Très concrètement, pour activer des mesures superprovisionnelles ou provisionnelles, il ne sera plus nécessaire d’alléguer que l’atteinte à la personne soit «particulièrement grave», la simple «gravité» suffira. Ceci alors que la justice suisse fait déjà une lecture pour le moins extensive du respect à la sphère privée.

Ainsi, il y a moins d’un mois, dans le cadre du procès Raiffeisen, Le Courrier s’est vu interdire, en amont de la publication d’un article, de divulguer le nom d’un coaccusé de l’ex-patron de la banque suisse. Une personne bien en vue au bout du lac. La décision a été prise sur le siège, sans même que notre journal soit entendu. Nous avons bien sûr recouru. Et obtenu la levée des mesures superprovisionnelles. Mais cette décision a été obtenue bien après le verdict où ce particulier a été partiellement condamné. La liberté d’informer a été maltraitée dans cette affaire.

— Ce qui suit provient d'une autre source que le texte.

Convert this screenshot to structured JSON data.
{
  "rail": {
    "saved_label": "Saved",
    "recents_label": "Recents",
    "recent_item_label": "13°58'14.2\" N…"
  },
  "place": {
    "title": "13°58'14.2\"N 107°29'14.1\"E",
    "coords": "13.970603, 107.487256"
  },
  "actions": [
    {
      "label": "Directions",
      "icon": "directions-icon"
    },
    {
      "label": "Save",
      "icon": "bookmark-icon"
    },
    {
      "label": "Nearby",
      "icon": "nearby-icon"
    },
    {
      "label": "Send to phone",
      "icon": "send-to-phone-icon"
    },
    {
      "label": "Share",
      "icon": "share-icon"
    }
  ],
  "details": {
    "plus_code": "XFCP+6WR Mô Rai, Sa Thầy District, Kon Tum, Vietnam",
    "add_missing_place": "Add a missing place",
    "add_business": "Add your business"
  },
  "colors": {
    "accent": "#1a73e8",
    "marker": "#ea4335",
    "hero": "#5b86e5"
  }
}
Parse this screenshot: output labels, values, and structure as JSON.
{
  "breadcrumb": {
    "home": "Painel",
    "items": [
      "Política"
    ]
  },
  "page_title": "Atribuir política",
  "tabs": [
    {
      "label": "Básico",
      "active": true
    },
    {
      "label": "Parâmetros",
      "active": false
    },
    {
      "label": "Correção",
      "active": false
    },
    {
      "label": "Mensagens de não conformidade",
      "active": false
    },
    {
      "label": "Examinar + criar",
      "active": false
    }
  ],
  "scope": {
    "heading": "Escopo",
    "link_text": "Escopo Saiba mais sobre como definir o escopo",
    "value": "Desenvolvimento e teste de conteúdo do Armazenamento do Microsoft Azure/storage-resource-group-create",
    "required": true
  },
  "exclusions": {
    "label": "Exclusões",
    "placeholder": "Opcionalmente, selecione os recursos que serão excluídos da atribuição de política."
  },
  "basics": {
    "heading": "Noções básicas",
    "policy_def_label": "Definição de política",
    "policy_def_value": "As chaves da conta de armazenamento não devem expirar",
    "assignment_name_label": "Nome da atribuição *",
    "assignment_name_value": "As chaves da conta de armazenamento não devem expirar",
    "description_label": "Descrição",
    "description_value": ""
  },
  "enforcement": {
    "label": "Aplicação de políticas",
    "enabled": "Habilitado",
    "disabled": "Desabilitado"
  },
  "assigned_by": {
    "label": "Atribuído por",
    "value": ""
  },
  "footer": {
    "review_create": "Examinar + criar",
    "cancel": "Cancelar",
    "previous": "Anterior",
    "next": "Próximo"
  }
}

Cette procédure est d’ailleurs en cours à l’heure où ces lignes sont publiées. La justice doit encore trancher sur le fond: peut-on ou non donner le nom de cet acteur économique que nous considérons être une personnalité publique? Et est-il normal que le fait de disposer de moyens financiers considérables vous permette de museler la presse avec l’aide d’une justice consentante et qui ne trouve rien à redire à ces procès-bâillons?

Des questions fondamentales dans une démocratie qui se respecte. La Suisse, qui se voit parfois à l’avant-garde des libertés, est pourtant sortie du top ten du classement en matière de liberté de la presse, en se contentant d’un modeste quatorzième rang (en recul de quatre places). Ceci notamment en raison de sa propension à la discrétion. Particulièrement lorsqu’il est question de secret bancaire. Les journaux suisses n’ont ainsi pu faire état des «Credit Suisse Papers», ces fuites dévoilées par le consortium international des journalistes d’investigation, qu’en recourant à de subtiles contorsions.

Le durcissement voté hier à la hussarde s’inscrit dans ce contexte visant à protéger le juteux business des banques et autres évasions fiscales dont la Suisse est une des plaques tournantes et qui disposent de solides relais aux Chambres. Face à des libertés fondamentales, une fois de plus les prébendes de quelques-uns ont prévalu. Désolant. Mais guère étonnant.